Since the Cowboy days, which I often see on TV, the idea of carrying a gun for protection fell out of favor by the 20th century. According to Wikipedia:

“Concealed weapons bans were passed in Kentucky and Louisiana in 1813. (In those days open carry of weapons for self-defense was considered acceptable; concealed carry was denounced as the practice of criminals.) By 1859, Indiana, Tennessee, Virginia, Alabama, and Ohio had followed suit. By the end of the nineteenth century, similar laws were passed in places such as Texas, Florida, and Oklahoma, which protected some gun rights in their state constitutions. Before the mid 1900s, most U.S. states had passed concealed carry laws rather than banning weapons completely.”


By 1990 all of that began to swing back the other way. It started with a few states allowing people to buy a conceal and carry permit. In Kansas, as many other states, a one day eight-hour approved class, was all that was needed to buy the right to carry a hand gun. Since that time, almost all states now allow people to carry guns. Most don’t require a lengthy class.  
Since 2015, Kansans can now carry a gun with no permit at all. It is perfectly legal to put a gun in someone’s pocket and carry it around.
I used to carry a gun in the late 1970s and it was not legal at that time.
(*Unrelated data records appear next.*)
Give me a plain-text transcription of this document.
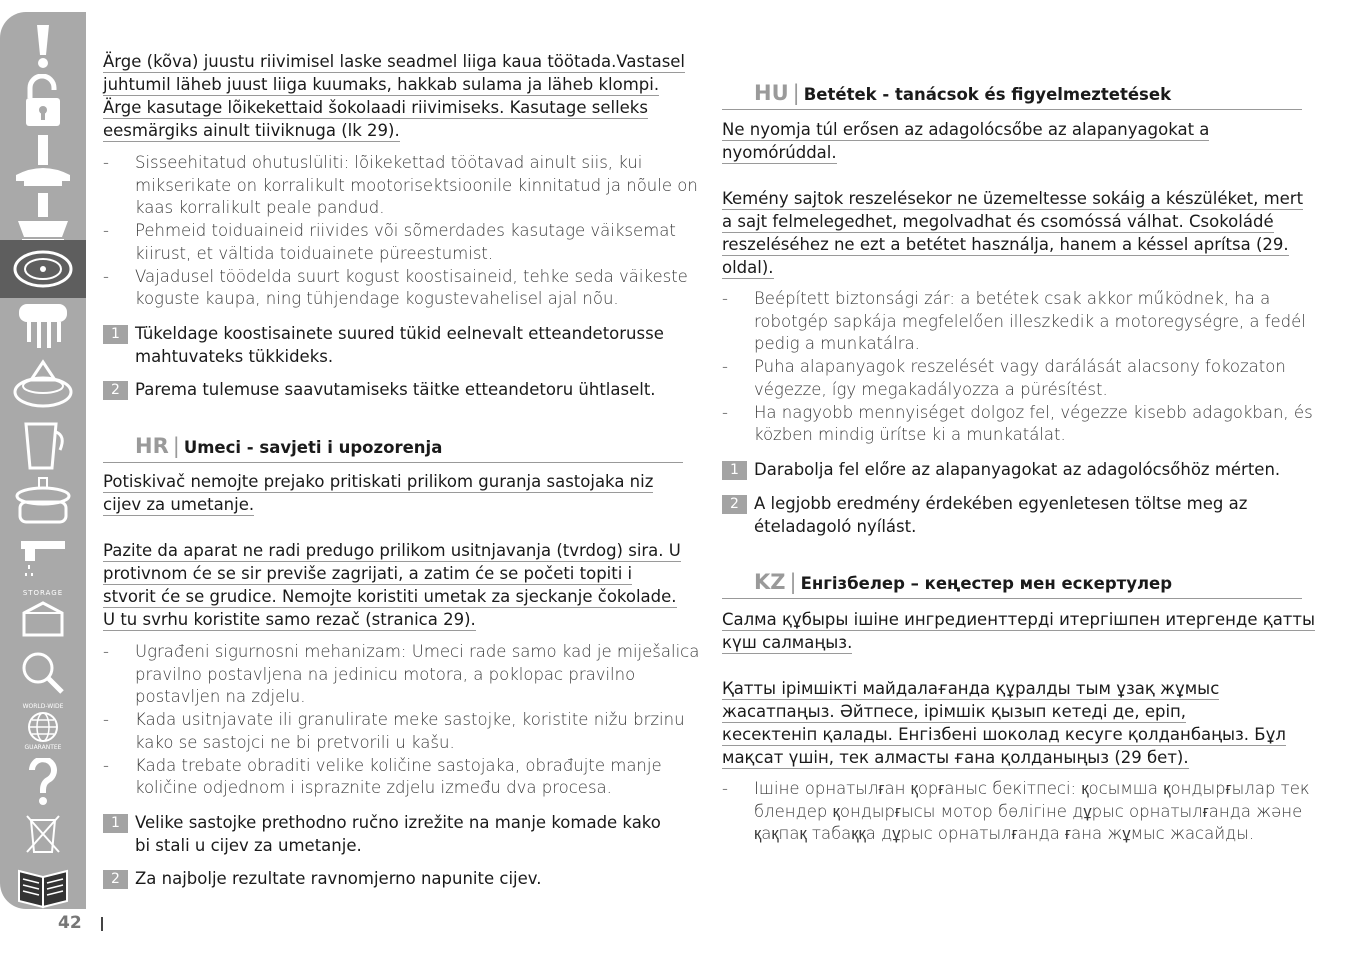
STORAGE
WORLD-WIDE
GUARANTEE
42
Ärge (kõva) juustu riivimisel laske seadmel liiga kaua töötada.Vastasel
juhtumil läheb juust liiga kuumaks, hakkab sulama ja läheb klompi.
Ärge kasutage lõikekettaid šokolaadi riivimiseks. Kasutage selleks
eesmärgiks ainult tiiviknuga (lk 29).
- Sisseehitatud ohutuslüliti: lõikekettad töötavad ainult siis, kui
mikserikate on korralikult mootorisektsioonile kinnitatud ja nõule on
kaas korralikult peale pandud.
- Pehmeid toiduaineid riivides või sõmerdades kasutage väiksemat
kiirust, et vältida toiduainete püreestumist.
- Vajadusel töödelda suurt kogust koostisaineid, tehke seda väikeste
koguste kaupa, ning tühjendage kogustevahelisel ajal nõu.
1 Tükeldage koostisainete suured tükid eelnevalt etteandetorusse
mahtuvateks tükkideks.
2 Parema tulemuse saavutamiseks täitke etteandetoru ühtlaselt.
HR | Umeci - savjeti i upozorenja
Potiskivač nemojte prejako pritiskati prilikom guranja sastojaka niz
cijev za umetanje.
Pazite da aparat ne radi predugo prilikom usitnjavanja (tvrdog) sira. U
protivnom će se sir previše zagrijati, a zatim će se početi topiti i
stvorit će se grudice. Nemojte koristiti umetak za sjeckanje čokolade.
U tu svrhu koristite samo rezač (stranica 29).
- Ugrađeni sigurnosni mehanizam: Umeci rade samo kad je miješalica
pravilno postavljena na jedinicu motora, a poklopac pravilno
postavljen na zdjelu.
- Kada usitnjavate ili granulirate meke sastojke, koristite nižu brzinu
kako se sastojci ne bi pretvorili u kašu.
- Kada trebate obraditi velike količine sastojaka, obrađujte manje
količine odjednom i ispraznite zdjelu između dva procesa.
1 Velike sastojke prethodno ručno izrežite na manje komade kako
bi stali u cijev za umetanje.
2 Za najbolje rezultate ravnomjerno napunite cijev.
HU | Betétek - tanácsok és figyelmeztetések
Ne nyomja túl erősen az adagolócsőbe az alapanyagokat a
nyomórúddal.
Kemény sajtok reszelésekor ne üzemeltesse sokáig a készüléket, mert
a sajt felmelegedhet, megolvadhat és csomóssá válhat. Csokoládé
reszeléséhez ne ezt a betétet használja, hanem a késsel aprítsa (29.
oldal).
- Beépített biztonsági zár: a betétek csak akkor működnek, ha a
robotgép sapkája megfelelően illeszkedik a motoregységre, a fedél
pedig a munkatálra.
- Puha alapanyagok reszelését vagy darálását alacsony fokozaton
végezze, így megakadályozza a pürésítést.
- Ha nagyobb mennyiséget dolgoz fel, végezze kisebb adagokban, és
közben mindig ürítse ki a munkatálat.
1 Darabolja fel előre az alapanyagokat az adagolócsőhöz mérten.
2 A legjobb eredmény érdekében egyenletesen töltse meg az
ételadagoló nyílást.
KZ | Енгізбелер – кеңестер мен ескертулер
Салма құбыры ішіне ингредиенттерді итергішпен итергенде қатты
күш салмаңыз.
Қатты ірімшікті майдалағанда құралды тым ұзақ жұмыс
жасатпаңыз. Әйтпесе, ірімшік қызып кетеді де, еріп,
кесектеніп қалады. Енгізбені шоколад кесуге қолданбаңыз. Бұл
мақсат үшін, тек алмасты ғана қолданыңыз (29 бет).
- Ішіне орнатылған қорғаныс бекітпесі: қосымша қондырғылар тек
блендер қондырғысы мотор бөлігіне дұрыс орнатылғанда және
қақпақ табаққа дұрыс орнатылғанда ғана жұмыс жасайды.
For a while I carried a derringer in my pocket wrapped in a handkerchief. Later I lost that gun and bought a 22 pistol. It was small enough I could carry that gun the same way.
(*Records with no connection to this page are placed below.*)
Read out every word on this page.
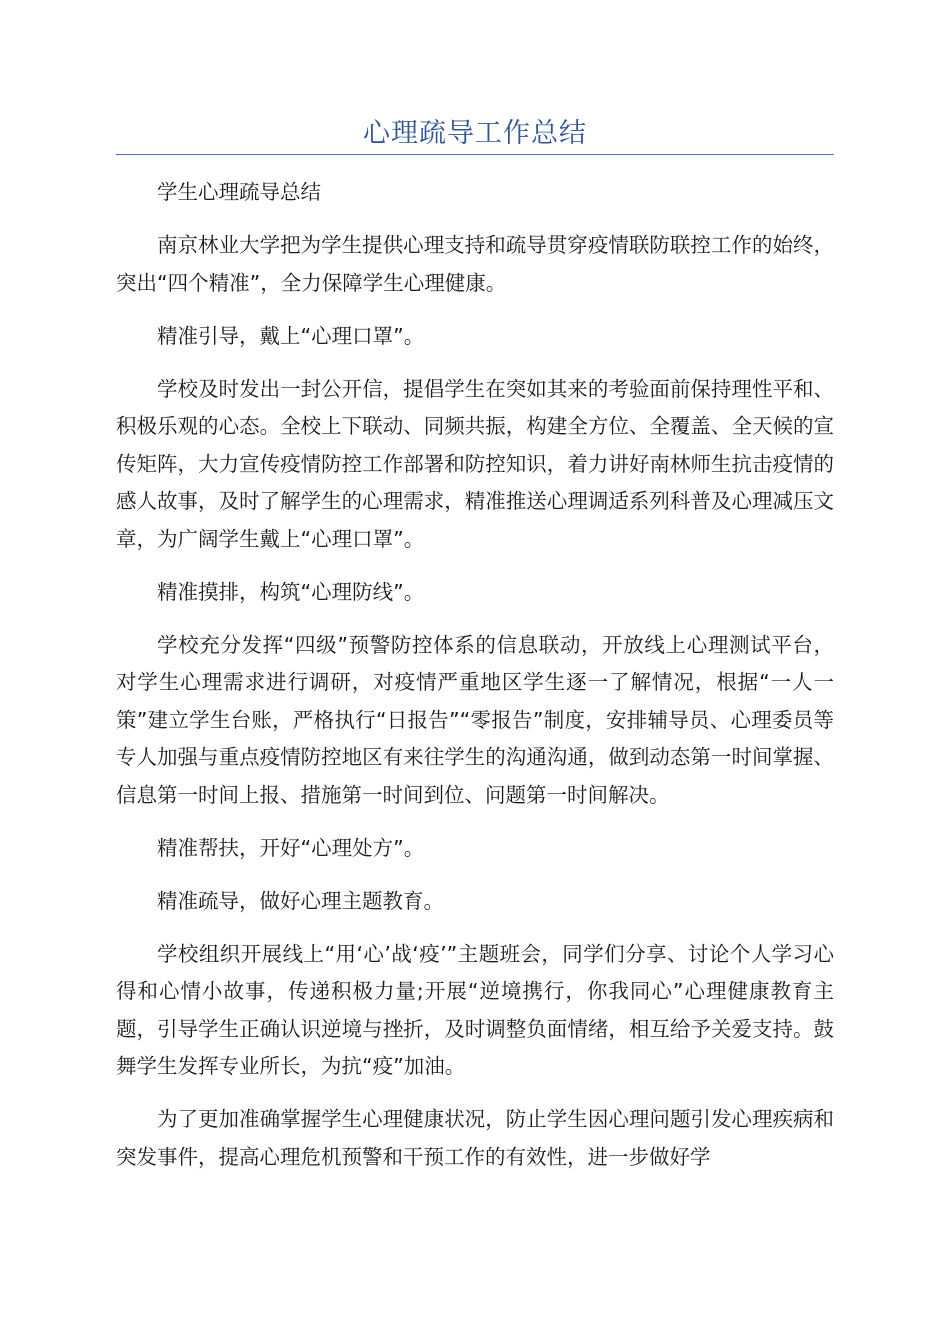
心理疏导工作总结

学生心理疏导总结

南京林业大学把为学生提供心理支持和疏导贯穿疫情联防联控工作的始终，突出“四个精准”，全力保障学生心理健康。

精准引导，戴上“心理口罩”。

学校及时发出一封公开信，提倡学生在突如其来的考验面前保持理性平和、积极乐观的心态。全校上下联动、同频共振，构建全方位、全覆盖、全天候的宣传矩阵，大力宣传疫情防控工作部署和防控知识，着力讲好南林师生抗击疫情的感人故事，及时了解学生的心理需求，精准推送心理调适系列科普及心理减压文章，为广阔学生戴上“心理口罩”。

精准摸排，构筑“心理防线”。

学校充分发挥“四级”预警防控体系的信息联动，开放线上心理测试平台，对学生心理需求进行调研，对疫情严重地区学生逐一了解情况，根据“一人一策”建立学生台账，严格执行“日报告”“零报告”制度，安排辅导员、心理委员等专人加强与重点疫情防控地区有来往学生的沟通沟通，做到动态第一时间掌握、信息第一时间上报、措施第一时间到位、问题第一时间解决。

精准帮扶，开好“心理处方”。

精准疏导，做好心理主题教育。

学校组织开展线上“用‘心’战‘疫’”主题班会，同学们分享、讨论个人学习心得和心情小故事，传递积极力量;开展“逆境携行，你我同心”心理健康教育主题，引导学生正确认识逆境与挫折，及时调整负面情绪，相互给予关爱支持。鼓舞学生发挥专业所长，为抗“疫”加油。

为了更加准确掌握学生心理健康状况，防止学生因心理问题引发心理疾病和突发事件，提高心理危机预警和干预工作的有效性，进一步做好学
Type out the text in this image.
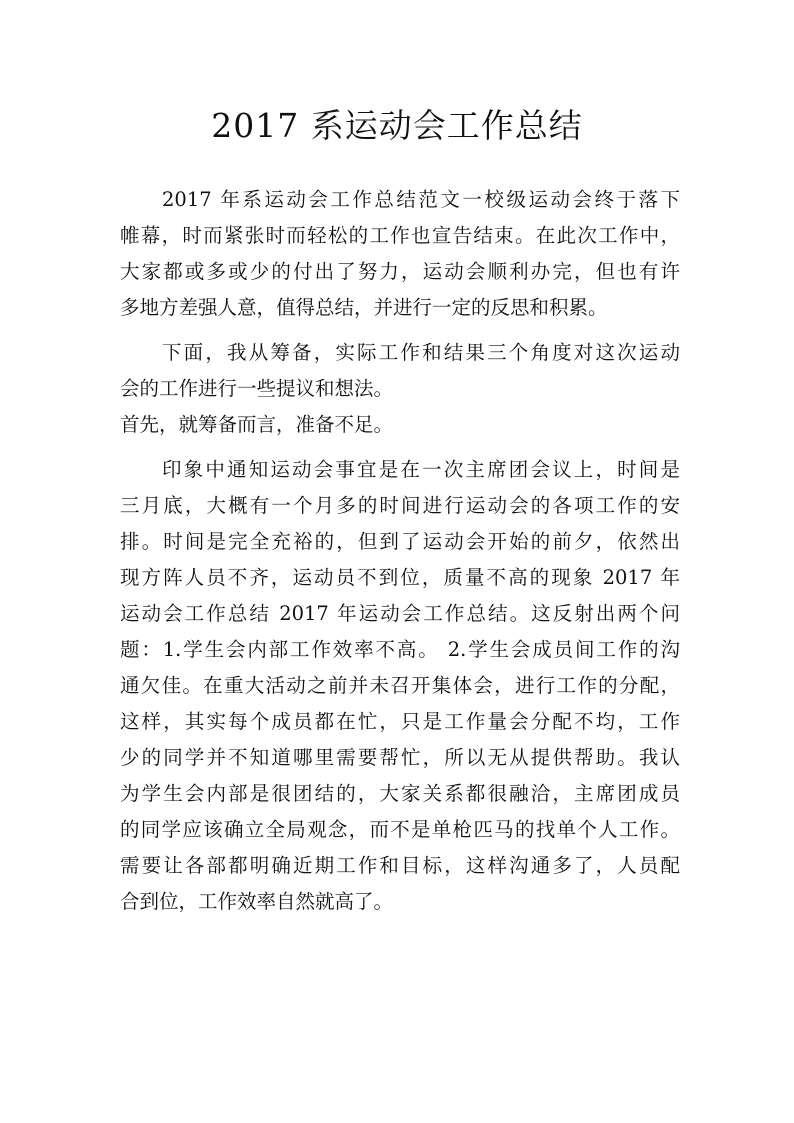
2017 系运动会工作总结
2017 年系运动会工作总结范文一校级运动会终于落下
帷幕，时而紧张时而轻松的工作也宣告结束。在此次工作中，
大家都或多或少的付出了努力，运动会顺利办完，但也有许
多地方差强人意，值得总结，并进行一定的反思和积累。
下面，我从筹备，实际工作和结果三个角度对这次运动
会的工作进行一些提议和想法。
首先，就筹备而言，准备不足。
印象中通知运动会事宜是在一次主席团会议上，时间是
三月底，大概有一个月多的时间进行运动会的各项工作的安
排。时间是完全充裕的，但到了运动会开始的前夕，依然出
现方阵人员不齐，运动员不到位，质量不高的现象 2017 年
运动会工作总结 2017 年运动会工作总结。这反射出两个问
题：1.学生会内部工作效率不高。 2.学生会成员间工作的沟
通欠佳。在重大活动之前并未召开集体会，进行工作的分配，
这样，其实每个成员都在忙，只是工作量会分配不均，工作
少的同学并不知道哪里需要帮忙，所以无从提供帮助。我认
为学生会内部是很团结的，大家关系都很融洽，主席团成员
的同学应该确立全局观念，而不是单枪匹马的找单个人工作。
需要让各部都明确近期工作和目标，这样沟通多了，人员配
合到位，工作效率自然就高了。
Today we live in a paranoid society where about half the people are packing a gun. And unlike the small unnoticeable guns I carried, they seem to feel a need for a large high powered pistol which needs some kind of clever holster that can be concealed somewhere on the person. Just recently I noticed an article about Tomi Lahren, a right-wing commentator, plugging Alexo Athletica leggings, which are meant to conceal a person’s firearm as they exercise. She and many other gun nuts need exotic holsters to carry what amounts to a small cannon on their person. And who really needs a gun on them when they are in a gym exercising?
It wasn’t much of an inconvenience for me to carry a gun in my front pocket. And I never needed it everywhere I went. There a plenty of places I went where I didn’t feel I needed a gun. There seems to be this new mindset that people need really big guns, such as a 44 magnum and they need them everywhere they go. I certainly couldn’t carry such a gun in my front pocket. And I have to wonder how wise such a big gun is?
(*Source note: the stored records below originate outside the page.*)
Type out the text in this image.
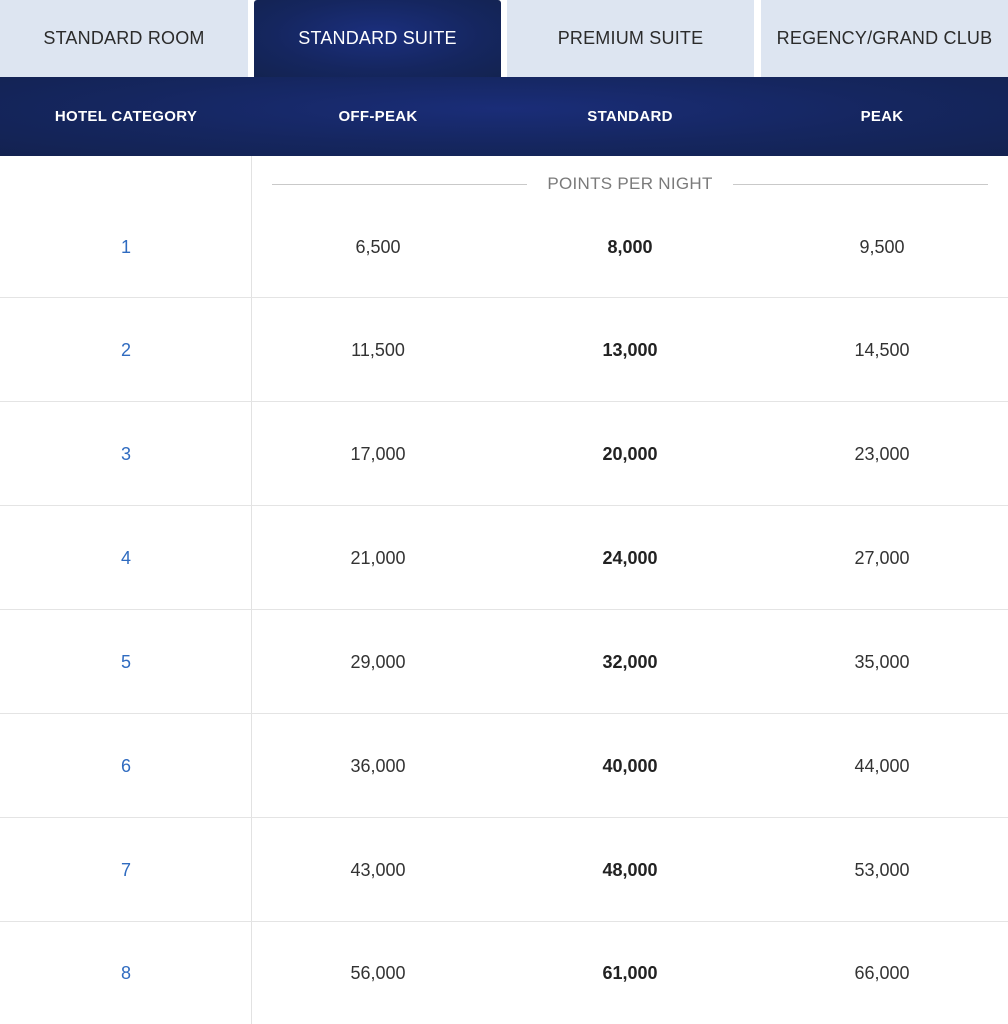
STANDARD ROOM	STANDARD SUITE	PREMIUM SUITE	REGENCY/GRAND CLUB
HOTEL CATEGORY	OFF-PEAK	STANDARD	PEAK
POINTS PER NIGHT
1	6,500	8,000	9,500
2	11,500	13,000	14,500
3	17,000	20,000	23,000
4	21,000	24,000	27,000
5	29,000	32,000	35,000
6	36,000	40,000	44,000
7	43,000	48,000	53,000
8	56,000	61,000	66,000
My smaller guns were just as protective as those big mini-canons most of these gun nuts like to carry. The bigger calibers are not that accurate. If the barrels are long enough to give as person some accuracy they want, then the guns is bulky, heavy and hard to conceal. A small short barreled 22 can be very accurate. If used properly they can be just as deadly as any other gun. And they are easy to conceal. They are not cumbersome and they are not uncomfortable.
I can now legally carry my 22 pistol, which easily fits in my front pocket. But after all these years I just don’t really feel I need it. Maybe I can carry it to places that I feel are unsafe, but I don’t need to take it to a gym when I exorcise.
Gun dealers are making a fortune off of the fear and paranoia of a lot of US citizens these days. I’m not completely against people carrying guns, but I do feel that an 8 hour safety class is ridiculous. I like that poor people can now carry a gun. The permits cost $300 and a lot of poorer people can’t afford that. But we have reached a point where people’s attitude is “if I have a gun or a permit, I should not get in trouble just for shooting the wrong person.” There have been a few cases here a women was surprised people didn’t want her to shoot a shop-lifter. These permits should not be, as James Bond once said, “a license to kill.”
There are a lot of people who really should not be carrying guns. They can just as easily shoot a bystander as the crook they are aiming at. And that does not make me feel safe.
There needs to be cheap permits that anyone can afford, along with a real training class requirement that makes it clear to a person that they can be held accountable for what they do with a gun.